The ‘green state’ of the pipe, before it is bent into shape, can be manufactured on a mandrel of the desired cross section. The mandrel is placed on a filament winding machine and a layer of thermoplastic material is wound onto it. The material is pure thermoplastic resin in the form of a tape or tow, which helps to provide an impermeable layer inside the bore of the pipe.

The mandrel is then placed on a braiding machine that forms a second layer of material consisting of alternating clockwise and anti-clockwise tows of fibre-reinforced thermoplastic, which are interwoven in a braided pattern. This reinforced layer can be repeated multiple times to achieve the required rigidity and outer dimensions of the pipe.

Heating up

Once a sufficient thickness is achieved, the mandrel is moved back onto the filament winding machine. Here, a layer of heat-shrink material can be added under tension to completely cover the pipe and complete the preform. At this stage, heating the preform in an oven softens the thermoplastic layers, which meld so there is no discernible transition between them apart from increased presence of fibres in the outer layer.

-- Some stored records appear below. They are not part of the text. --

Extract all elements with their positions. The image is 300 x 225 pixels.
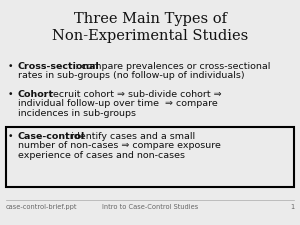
Text: case-control-brief.ppt: case-control-brief.ppt [6, 204, 77, 210]
Text: Three Main Types of
Non-Experimental Studies: Three Main Types of Non-Experimental Stu… [52, 12, 248, 43]
Text: incidences in sub-groups: incidences in sub-groups [18, 109, 136, 118]
Text: individual follow-up over time  ⇒ compare: individual follow-up over time ⇒ compare [18, 99, 218, 108]
Text: : identify cases and a small: : identify cases and a small [65, 132, 195, 141]
Text: 1: 1 [290, 204, 294, 210]
Text: : compare prevalences or cross-sectional: : compare prevalences or cross-sectional [75, 62, 270, 71]
Bar [6, 127, 294, 187]
Text: rates in sub-groups (no follow-up of individuals): rates in sub-groups (no follow-up of ind… [18, 72, 244, 81]
Text: experience of cases and non-cases: experience of cases and non-cases [18, 151, 185, 160]
Text: •: • [8, 132, 14, 141]
Text: Intro to Case-Control Studies: Intro to Case-Control Studies [102, 204, 198, 210]
Text: •: • [8, 90, 14, 99]
Text: Cohort: Cohort [18, 90, 54, 99]
Text: Cross-sectional: Cross-sectional [18, 62, 100, 71]
Text: •: • [8, 62, 14, 71]
Text: number of non-cases ⇒ compare exposure: number of non-cases ⇒ compare exposure [18, 142, 221, 151]
Text: : recruit cohort ⇒ sub-divide cohort ⇒: : recruit cohort ⇒ sub-divide cohort ⇒ [43, 90, 222, 99]
Text: Case-control: Case-control [18, 132, 85, 141]
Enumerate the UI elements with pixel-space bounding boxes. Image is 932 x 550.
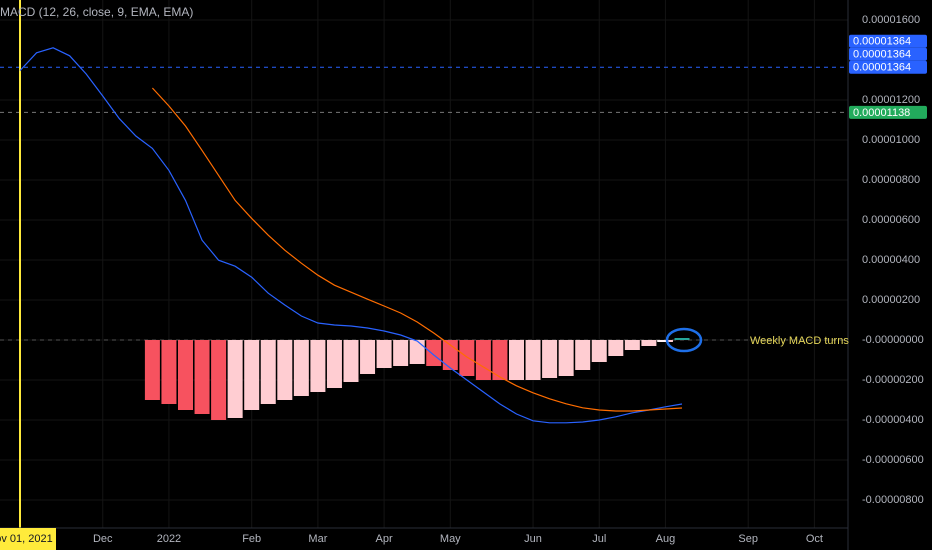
histogram-bar [459,340,475,376]
price-badge-label: 0.00001364 [853,62,911,74]
y-tick-label: -0.00000600 [862,454,924,466]
y-tick-label: 0.00000600 [862,214,920,226]
histogram-bar [426,340,442,366]
y-tick-label: 0.00000800 [862,174,920,186]
y-tick-label: 0.00001600 [862,14,920,26]
x-tick-label: Apr [376,533,393,545]
histogram-bar [393,340,409,366]
histogram-bar [674,338,690,340]
histogram-bar [310,340,326,392]
histogram-bar [475,340,491,380]
histogram-bar [409,340,425,364]
histogram-bar [624,340,640,350]
crosshair-label: Nov 01, 2021 [0,533,53,545]
y-tick-label: -0.00000200 [862,374,924,386]
histogram-bar [608,340,624,356]
histogram-bar [591,340,607,362]
histogram-bar [641,340,657,346]
crosshair-label-box [0,528,56,550]
histogram-bar [178,340,193,410]
y-tick-label: 0.00001200 [862,94,920,106]
histogram-bar [509,340,524,380]
histogram-bar [260,340,276,404]
y-tick-label: -0.00000400 [862,414,924,426]
y-tick-label: 0.00000400 [862,254,920,266]
histogram-bar [376,340,392,368]
price-badge [849,60,927,74]
annotation-circle [665,327,703,353]
price-badge-label: 0.00001364 [853,36,911,48]
series-line [151,87,683,412]
y-tick-label: -0.00000800 [862,494,924,506]
x-tick-label: May [440,533,461,545]
price-badge [849,47,927,61]
x-tick-label: 2022 [157,533,181,545]
histogram-bar [244,340,260,410]
histogram-bar [542,340,558,378]
price-badge-label: 0.00001364 [853,49,911,61]
indicator-title: MACD (12, 26, close, 9, EMA, EMA) [0,5,193,19]
histogram-bar [343,340,359,382]
annotation-text: Weekly MACD turns [750,335,849,347]
y-tick-label: 0.00000200 [862,294,920,306]
y-tick-label: 0.00001000 [862,134,920,146]
y-tick-label: -0.00000000 [862,334,924,346]
histogram-bar [575,340,591,370]
histogram-bar [492,340,508,380]
histogram-bar [277,340,293,400]
price-badge-label: 0.00001138 [853,107,910,119]
x-tick-label: Sep [738,533,758,545]
histogram-bar [161,340,177,404]
x-tick-label: Aug [656,533,676,545]
x-tick-label: Oct [806,533,823,545]
histogram-bar [144,340,160,400]
price-badge [849,34,927,48]
x-tick-label: Feb [242,533,261,545]
histogram-bar [211,340,227,420]
x-tick-label: Jun [524,533,542,545]
histogram-bar [227,340,243,418]
x-tick-label: Dec [93,533,113,545]
histogram-bar [293,340,309,396]
histogram-bar [525,340,541,380]
x-tick-label: Jul [592,533,606,545]
histogram-bar [194,340,210,414]
price-badge [849,105,927,119]
histogram-bar [360,340,376,374]
histogram-bar [558,340,574,376]
x-tick-label: Mar [308,533,327,545]
series-line [19,47,683,424]
histogram-bar [326,340,342,388]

To complement this process, the heat-shrink material contracts to squeeze the layers together and force the thermoplastic into the fibre layers, while leaving a resin-rich layer at the bore to ensure impermeability. Once cooled, the mandrel and heat-shrink material can be removed to reveal the completed pipe in its green state.

However, by using a thermoplastic resin, the pipe is able to soften at high temperature and subsequently be formed using a conventional pipe-bending machine before being cooled again. This process can thereby achieve complex multi-axis bending and twisting, with little more difficulty than is required to make an equivalent metal pipe.

This innovation has enabled Sigma to apply thermoplastics in a novel way. And while the patent is protected for up to 20 years in the UK, it could provide inspiration to other budding inventors who can imagine alternative applications for the unique properties of thermoplastics.